We have one because U.S. Congress mandated it, under pressure from the environmental lobby. They said that cars had to tell you if they began to pollute the air. That's what the light means, something has happened which has raised the emission level from the car. It might, or might not affect the way the engine runs. It doesn't mean you are low on oil or water, or anything else you can reasonably check yourself, so don't ask me why it says to check your engine, because you can't check for the things that the light is upset about.
There are dozens of sensors all over the car which monitor everything from oxygen in the exhaust to incoming air temperature. They are in turn monitored by a computer system. If one of those sensors detects a reading out of the normal range, it causes the "check engine" light to come on, even if it has little to do with the engine.
For instance, there is a sensor measuring the vapor pressure in your fuel tank, which is controlled so that gas fumes don't escape. This is known as the "evaporative emission system." If the gas cap is left loose, the "check engine" light will come on. You'll do a lot of oil and water checking before you discover that loose cap, and that is only one of many possible places the fumes can leak from. A machine may be required that puts smoke into the tank, to help locate the leak, which can be from many places in a large system of yards and yards of hoses and tubes and valves stretching all over the car.
An evaporative emission leak is only one of many problems that can turn on that one, single light, instead of different lights for each problem. The light does not identify the problem, but the car's computer helps to isolate it. It requires a special scanning tool to interrogate the computer and a trained technician to diagnose the result. There is no such thing as a machine that you can plug in and have it tell you what part to replace, regardless of what you have heard. An x-ray machine doesn't tell us what drugs to take. These are tools to be used by diagnosticians who understand the systems involved, and can suggest remedies for our various ailments and worn out parts.

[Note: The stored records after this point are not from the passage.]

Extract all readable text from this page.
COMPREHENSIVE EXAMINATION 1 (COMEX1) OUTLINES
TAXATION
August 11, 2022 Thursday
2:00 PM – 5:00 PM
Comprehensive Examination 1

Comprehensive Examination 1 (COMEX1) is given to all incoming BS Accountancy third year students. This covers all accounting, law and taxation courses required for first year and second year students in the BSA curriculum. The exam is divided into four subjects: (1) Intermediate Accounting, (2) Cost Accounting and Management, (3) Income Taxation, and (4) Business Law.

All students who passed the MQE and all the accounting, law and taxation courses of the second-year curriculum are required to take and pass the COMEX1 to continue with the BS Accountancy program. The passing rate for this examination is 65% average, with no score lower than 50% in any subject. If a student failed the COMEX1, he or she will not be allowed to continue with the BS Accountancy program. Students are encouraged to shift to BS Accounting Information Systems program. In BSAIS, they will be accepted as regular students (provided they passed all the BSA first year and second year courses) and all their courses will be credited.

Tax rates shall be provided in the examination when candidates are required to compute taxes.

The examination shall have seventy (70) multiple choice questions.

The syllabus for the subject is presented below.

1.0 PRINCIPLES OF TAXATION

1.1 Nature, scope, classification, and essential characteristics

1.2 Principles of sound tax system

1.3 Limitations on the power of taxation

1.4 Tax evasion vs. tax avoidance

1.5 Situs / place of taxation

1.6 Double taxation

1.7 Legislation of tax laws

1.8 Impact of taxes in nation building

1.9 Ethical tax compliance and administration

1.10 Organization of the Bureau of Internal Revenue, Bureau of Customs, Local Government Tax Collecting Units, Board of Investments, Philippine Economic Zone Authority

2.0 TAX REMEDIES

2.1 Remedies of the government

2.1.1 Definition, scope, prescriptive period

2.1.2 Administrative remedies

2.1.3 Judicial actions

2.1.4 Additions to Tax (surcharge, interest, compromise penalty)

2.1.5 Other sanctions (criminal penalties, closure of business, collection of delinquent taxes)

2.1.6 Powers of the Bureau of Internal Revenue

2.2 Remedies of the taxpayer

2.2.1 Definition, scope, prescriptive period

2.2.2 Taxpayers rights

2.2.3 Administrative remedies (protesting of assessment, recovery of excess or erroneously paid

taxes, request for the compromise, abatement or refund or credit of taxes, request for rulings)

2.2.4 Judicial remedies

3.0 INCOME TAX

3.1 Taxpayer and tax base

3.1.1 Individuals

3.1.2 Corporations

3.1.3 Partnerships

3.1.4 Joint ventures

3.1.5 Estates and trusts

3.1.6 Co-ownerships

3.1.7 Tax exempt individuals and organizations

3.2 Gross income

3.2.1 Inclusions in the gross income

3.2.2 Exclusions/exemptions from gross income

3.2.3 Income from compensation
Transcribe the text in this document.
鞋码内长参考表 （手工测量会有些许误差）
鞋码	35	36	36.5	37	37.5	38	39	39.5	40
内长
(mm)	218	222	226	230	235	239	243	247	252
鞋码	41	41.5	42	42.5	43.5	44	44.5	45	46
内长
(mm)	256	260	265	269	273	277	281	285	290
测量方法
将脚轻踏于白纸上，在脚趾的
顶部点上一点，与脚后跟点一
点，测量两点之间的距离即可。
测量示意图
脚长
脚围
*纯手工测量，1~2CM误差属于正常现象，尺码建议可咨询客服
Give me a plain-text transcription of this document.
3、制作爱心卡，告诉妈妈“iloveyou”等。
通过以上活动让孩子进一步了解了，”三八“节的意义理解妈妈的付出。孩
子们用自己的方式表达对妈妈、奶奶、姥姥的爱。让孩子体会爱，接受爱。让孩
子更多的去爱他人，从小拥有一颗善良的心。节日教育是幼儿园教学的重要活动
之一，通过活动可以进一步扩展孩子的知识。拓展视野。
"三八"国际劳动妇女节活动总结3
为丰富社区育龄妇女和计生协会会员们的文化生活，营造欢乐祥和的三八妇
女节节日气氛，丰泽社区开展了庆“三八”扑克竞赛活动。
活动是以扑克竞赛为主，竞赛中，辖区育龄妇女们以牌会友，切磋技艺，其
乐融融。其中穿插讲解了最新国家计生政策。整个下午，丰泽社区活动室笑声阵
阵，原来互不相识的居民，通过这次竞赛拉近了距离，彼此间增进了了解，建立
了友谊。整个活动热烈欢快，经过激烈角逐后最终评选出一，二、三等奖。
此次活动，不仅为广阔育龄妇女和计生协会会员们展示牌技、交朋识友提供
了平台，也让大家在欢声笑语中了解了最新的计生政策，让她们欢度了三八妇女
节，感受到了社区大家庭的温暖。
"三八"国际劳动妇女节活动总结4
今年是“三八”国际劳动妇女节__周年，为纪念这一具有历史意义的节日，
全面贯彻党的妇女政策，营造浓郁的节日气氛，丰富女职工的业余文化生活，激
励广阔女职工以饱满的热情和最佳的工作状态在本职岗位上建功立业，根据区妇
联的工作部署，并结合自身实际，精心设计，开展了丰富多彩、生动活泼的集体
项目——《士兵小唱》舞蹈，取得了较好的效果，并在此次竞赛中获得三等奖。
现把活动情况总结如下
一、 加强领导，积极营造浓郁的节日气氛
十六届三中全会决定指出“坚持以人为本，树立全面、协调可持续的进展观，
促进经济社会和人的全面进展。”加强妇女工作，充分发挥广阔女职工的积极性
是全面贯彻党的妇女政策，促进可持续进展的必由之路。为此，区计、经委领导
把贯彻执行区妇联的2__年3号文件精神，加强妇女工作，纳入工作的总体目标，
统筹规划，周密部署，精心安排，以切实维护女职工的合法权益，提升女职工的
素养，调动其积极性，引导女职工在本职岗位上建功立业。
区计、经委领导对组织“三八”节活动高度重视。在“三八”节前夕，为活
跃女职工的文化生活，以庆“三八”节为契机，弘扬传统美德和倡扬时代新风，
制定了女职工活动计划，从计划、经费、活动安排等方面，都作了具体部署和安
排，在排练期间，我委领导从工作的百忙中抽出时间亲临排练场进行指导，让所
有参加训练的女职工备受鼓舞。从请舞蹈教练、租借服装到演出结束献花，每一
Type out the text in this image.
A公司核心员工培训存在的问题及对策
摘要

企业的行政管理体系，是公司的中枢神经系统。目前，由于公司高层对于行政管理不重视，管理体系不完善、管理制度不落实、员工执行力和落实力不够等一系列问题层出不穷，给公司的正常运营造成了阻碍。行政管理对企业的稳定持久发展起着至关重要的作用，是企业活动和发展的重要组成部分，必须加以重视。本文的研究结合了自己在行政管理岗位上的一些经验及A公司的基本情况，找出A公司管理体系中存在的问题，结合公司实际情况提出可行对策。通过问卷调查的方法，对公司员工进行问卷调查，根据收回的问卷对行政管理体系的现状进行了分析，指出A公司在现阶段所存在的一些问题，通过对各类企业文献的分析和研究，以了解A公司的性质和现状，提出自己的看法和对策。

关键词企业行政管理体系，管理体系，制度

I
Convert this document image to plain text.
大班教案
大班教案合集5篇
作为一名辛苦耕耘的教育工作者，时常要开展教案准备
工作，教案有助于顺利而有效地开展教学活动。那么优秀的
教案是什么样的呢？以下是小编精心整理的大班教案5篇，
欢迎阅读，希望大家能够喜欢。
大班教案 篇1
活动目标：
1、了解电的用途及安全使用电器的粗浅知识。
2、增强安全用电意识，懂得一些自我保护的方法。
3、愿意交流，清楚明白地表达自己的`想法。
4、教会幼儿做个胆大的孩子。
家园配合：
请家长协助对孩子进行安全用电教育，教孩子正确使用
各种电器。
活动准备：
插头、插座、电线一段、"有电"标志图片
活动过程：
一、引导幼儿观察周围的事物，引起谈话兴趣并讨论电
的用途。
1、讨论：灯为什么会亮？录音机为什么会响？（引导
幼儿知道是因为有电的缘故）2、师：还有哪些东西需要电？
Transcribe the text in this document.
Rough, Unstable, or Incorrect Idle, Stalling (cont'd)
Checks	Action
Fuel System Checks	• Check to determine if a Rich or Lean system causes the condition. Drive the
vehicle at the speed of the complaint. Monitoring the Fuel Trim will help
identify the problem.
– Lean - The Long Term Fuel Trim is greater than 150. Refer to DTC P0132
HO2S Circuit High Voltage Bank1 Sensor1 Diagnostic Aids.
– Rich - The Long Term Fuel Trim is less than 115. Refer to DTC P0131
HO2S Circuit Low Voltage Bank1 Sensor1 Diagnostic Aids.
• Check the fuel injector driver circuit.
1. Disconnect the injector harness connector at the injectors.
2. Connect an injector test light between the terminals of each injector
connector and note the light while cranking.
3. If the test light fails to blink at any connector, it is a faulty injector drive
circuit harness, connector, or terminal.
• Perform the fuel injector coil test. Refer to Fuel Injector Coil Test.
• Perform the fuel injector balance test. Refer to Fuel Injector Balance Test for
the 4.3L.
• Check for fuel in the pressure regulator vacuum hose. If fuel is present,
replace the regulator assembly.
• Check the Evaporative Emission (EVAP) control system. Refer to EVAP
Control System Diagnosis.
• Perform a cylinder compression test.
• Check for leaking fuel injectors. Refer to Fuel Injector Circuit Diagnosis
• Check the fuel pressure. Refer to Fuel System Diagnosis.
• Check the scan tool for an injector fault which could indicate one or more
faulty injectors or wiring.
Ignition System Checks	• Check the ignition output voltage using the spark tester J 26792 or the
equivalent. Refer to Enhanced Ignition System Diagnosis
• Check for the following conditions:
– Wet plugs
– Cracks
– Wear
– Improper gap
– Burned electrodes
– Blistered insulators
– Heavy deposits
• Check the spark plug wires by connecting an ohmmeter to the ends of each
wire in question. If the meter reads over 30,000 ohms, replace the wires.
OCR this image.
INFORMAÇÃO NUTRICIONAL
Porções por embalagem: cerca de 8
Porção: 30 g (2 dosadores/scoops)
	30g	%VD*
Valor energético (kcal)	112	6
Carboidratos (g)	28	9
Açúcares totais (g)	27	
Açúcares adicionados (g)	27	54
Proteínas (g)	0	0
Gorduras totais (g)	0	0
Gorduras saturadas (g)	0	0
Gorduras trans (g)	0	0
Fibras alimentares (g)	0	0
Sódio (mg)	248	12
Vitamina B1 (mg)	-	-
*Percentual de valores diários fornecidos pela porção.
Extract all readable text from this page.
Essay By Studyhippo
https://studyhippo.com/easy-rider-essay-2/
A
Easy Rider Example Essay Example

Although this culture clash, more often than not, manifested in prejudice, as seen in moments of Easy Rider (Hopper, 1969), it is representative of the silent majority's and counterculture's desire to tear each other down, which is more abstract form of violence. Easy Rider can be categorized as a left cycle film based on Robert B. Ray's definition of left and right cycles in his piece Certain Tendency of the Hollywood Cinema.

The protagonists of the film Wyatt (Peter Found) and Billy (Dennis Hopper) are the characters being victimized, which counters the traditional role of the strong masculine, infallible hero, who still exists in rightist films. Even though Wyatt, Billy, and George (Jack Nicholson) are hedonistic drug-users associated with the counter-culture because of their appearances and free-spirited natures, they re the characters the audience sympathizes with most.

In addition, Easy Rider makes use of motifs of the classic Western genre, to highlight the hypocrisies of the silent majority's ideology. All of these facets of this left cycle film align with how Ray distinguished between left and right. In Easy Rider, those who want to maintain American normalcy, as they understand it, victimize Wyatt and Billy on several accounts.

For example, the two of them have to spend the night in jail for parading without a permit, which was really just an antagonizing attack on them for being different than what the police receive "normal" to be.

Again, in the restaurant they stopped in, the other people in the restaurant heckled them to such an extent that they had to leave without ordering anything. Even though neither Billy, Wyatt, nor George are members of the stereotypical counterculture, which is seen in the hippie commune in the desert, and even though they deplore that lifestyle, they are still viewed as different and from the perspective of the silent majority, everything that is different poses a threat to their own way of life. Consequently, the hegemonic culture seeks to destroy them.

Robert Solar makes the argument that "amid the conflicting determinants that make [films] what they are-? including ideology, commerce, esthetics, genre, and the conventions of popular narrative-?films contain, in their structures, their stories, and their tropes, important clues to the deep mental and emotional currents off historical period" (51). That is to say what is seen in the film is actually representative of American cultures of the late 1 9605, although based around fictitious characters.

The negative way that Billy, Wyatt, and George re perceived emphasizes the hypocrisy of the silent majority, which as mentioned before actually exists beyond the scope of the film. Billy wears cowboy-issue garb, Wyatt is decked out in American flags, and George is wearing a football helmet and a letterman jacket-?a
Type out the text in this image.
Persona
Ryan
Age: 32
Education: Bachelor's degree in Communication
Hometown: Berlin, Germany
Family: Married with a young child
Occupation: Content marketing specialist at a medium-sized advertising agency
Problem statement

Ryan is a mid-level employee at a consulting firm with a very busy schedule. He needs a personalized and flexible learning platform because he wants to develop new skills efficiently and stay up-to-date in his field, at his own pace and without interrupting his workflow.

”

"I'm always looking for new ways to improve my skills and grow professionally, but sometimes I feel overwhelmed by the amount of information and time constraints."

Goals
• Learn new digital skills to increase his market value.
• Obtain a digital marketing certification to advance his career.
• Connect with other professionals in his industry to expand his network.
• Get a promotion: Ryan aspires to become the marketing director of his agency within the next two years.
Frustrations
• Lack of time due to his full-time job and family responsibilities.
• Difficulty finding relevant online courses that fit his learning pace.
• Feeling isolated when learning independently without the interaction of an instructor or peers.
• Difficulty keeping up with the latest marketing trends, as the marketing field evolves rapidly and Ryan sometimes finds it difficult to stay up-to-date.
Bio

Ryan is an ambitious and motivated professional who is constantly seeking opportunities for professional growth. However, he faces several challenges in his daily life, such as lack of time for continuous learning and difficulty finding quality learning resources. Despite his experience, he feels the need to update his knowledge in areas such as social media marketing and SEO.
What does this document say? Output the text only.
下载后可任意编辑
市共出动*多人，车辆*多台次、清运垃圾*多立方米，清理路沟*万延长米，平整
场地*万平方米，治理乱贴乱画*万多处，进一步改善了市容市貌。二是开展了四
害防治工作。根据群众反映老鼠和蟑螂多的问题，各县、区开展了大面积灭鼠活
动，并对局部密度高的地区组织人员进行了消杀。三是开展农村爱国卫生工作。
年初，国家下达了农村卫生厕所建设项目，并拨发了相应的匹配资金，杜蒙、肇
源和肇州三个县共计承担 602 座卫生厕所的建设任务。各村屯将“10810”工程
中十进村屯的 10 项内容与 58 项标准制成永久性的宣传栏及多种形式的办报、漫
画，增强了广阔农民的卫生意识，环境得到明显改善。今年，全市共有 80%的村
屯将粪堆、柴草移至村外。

Some of the problems (like an evaporative emissions leak) may not affect the way the car runs or cause you to break down, which is why some people can ignore the light for years, but some problems might be causing further damage. For instance, if a problem is making the gas mixture too rich, ignoring it could lead to one or more melted catalytic converters in the exhaust, which will have to be replaced when they plug up enough to kill the engine. That can cost big bucks and the rich mixture might have been fixed cheaply. Some people try to bypass some of the emission systems, like removing the catalytic converters, but the computer will sense that they're missing and refuse to control the fuel mixture, keeping the light on forever, and giving terrible gas mileage. Although it is illegal to disable the system, there is no vehicle inspection which would require you to fix an emissions problem in Florida.
If you don't fix it, you should know that when the ice cap melts from global warming and Florida floods over, you caused it, so don't complain about the high water. You saved some money on your car, so use some of it to buy hip boots.
You can't outsmart the computer. You can ignore it at your peril, but the most successful tactic is to find and fix the problems when they occur, to keep the computer happy and our feet dry. If the computer ain't happy, ain't nobody happy, and I, for one, prefer dry feet.